As presented thus far, the infrastructure plan would rest heavily on the idea of giving Wall Street investors tax credits in exchange for contracting with the government to finance, construct, maintain, and operate critical infrastructure. That amounts to a government-subsidized privatization of infrastructure through so-called “Public Private Partnerships,” known as P3s.
In addition to qualifying for Federal government tax credits by kicking in some of its own money, Wall Street would also get a stream of continuing benefits. For example, rather than build a road that everyone can ride for free, private investors could charge fees for its use. Alternatively, government could commit to paying regular “availability fees” as long as the infrastructure remains available for use.
Wall Street banks like Goldman, who assemble these deals, can make a tidy profit advising the government and helping them sell off infrastructure. The banks can also profit from their own investments in infrastructure. Goldman has already raised over $10 billion for a private infrastructure fund which it manages. And with deals that sometimes last for 75 years or more, the public can have the privilege of paying Wall Street to use public goods for generations.
Changing the rules of trade policy
Another promise of the Trump campaign was to change trade agreements in order to benefit American workers and bring jobs home. With Goldman in charge, that’s unlikely to happen. The firm has been a longtime champion of pro-corporate and pro-outsourcing trade policies.

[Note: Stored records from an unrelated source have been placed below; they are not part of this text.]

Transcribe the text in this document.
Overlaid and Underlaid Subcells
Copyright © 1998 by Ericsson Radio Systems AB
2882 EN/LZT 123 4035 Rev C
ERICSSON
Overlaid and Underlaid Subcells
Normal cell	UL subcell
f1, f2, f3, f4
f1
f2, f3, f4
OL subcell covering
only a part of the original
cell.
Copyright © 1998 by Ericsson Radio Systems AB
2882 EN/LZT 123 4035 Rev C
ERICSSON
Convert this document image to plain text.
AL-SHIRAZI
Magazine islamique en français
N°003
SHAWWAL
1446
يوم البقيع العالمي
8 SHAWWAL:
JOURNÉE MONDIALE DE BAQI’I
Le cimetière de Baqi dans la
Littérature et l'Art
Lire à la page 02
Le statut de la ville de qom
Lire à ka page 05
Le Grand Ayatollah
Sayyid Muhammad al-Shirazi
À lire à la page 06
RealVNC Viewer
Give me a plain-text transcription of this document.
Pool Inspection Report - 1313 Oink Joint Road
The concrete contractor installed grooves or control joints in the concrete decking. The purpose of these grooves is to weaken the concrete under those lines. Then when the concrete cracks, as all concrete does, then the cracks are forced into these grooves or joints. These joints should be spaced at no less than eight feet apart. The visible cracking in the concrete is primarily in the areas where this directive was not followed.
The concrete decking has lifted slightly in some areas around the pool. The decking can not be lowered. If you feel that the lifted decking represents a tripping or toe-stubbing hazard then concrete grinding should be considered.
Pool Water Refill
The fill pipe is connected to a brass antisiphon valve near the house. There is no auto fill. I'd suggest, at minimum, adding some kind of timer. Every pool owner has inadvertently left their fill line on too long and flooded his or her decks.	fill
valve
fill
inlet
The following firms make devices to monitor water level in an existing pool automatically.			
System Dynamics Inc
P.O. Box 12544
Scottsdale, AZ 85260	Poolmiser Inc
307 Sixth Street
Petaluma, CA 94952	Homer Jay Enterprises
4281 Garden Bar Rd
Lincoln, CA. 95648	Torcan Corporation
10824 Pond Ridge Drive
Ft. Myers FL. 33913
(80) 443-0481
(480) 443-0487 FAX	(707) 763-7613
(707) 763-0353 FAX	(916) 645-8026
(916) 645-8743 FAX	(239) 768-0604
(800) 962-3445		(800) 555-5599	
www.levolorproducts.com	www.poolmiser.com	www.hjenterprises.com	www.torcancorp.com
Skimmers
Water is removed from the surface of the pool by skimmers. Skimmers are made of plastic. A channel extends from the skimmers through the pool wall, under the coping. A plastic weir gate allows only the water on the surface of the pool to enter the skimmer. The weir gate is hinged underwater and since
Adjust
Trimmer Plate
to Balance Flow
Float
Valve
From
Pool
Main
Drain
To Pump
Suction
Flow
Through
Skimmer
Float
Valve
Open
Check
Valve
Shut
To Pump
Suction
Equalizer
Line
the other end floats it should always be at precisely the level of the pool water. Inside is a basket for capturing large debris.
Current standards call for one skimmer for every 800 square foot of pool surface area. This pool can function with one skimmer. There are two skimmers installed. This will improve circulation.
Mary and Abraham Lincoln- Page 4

Goldman has engaged in a decade-long effort to liberalize global trade rules as to make it easier for financial multinationals to invest without regard for national regulations that protect people and the environment. Goldman was a prominent member of the U.S. business coalition lobbying for the Trans-Pacific Partnership (TPP). Faryar Shirzad, the head of Goldman’s Government Affairs Department, urged the inclusion of “investor state dispute settlement” (ISDS) provisions in trade agreements. Such provisions would allow businesses making cross-border investments to sue signatory governments for damages if rules or regulations interfered with expected corporate profits, and to have their lawsuits heard by special tribunals staffed with private attorneys who often have close ties to corporate interests. ISDS provisions can have a chilling effect on governments’ willingness to create laws to protect citizens and the environment, from fear that investors may sue for damages. Cohn and other Goldman Sachs alumni have already assumed a central role in making the Trump Administration more supportive of business-friendly trade agreements.
Taking on the predatory power of Government Sachs
Trump promised that Wall Street’s Washington power and influence would shrink, but they have in fact only increased. Perhaps more than any other Wall Street firm, Goldman Sachs embodies the combination of Wall Street excess and Washington power. And more than ever, we must take on Wall Street and build a financial system that works for ordinary people.
Marcus Stanley is the policy pirector for Americans for Financial Reform and a co-author of Government Sachs and the Trump Administration: The New Golden Age of Goldman Sachs.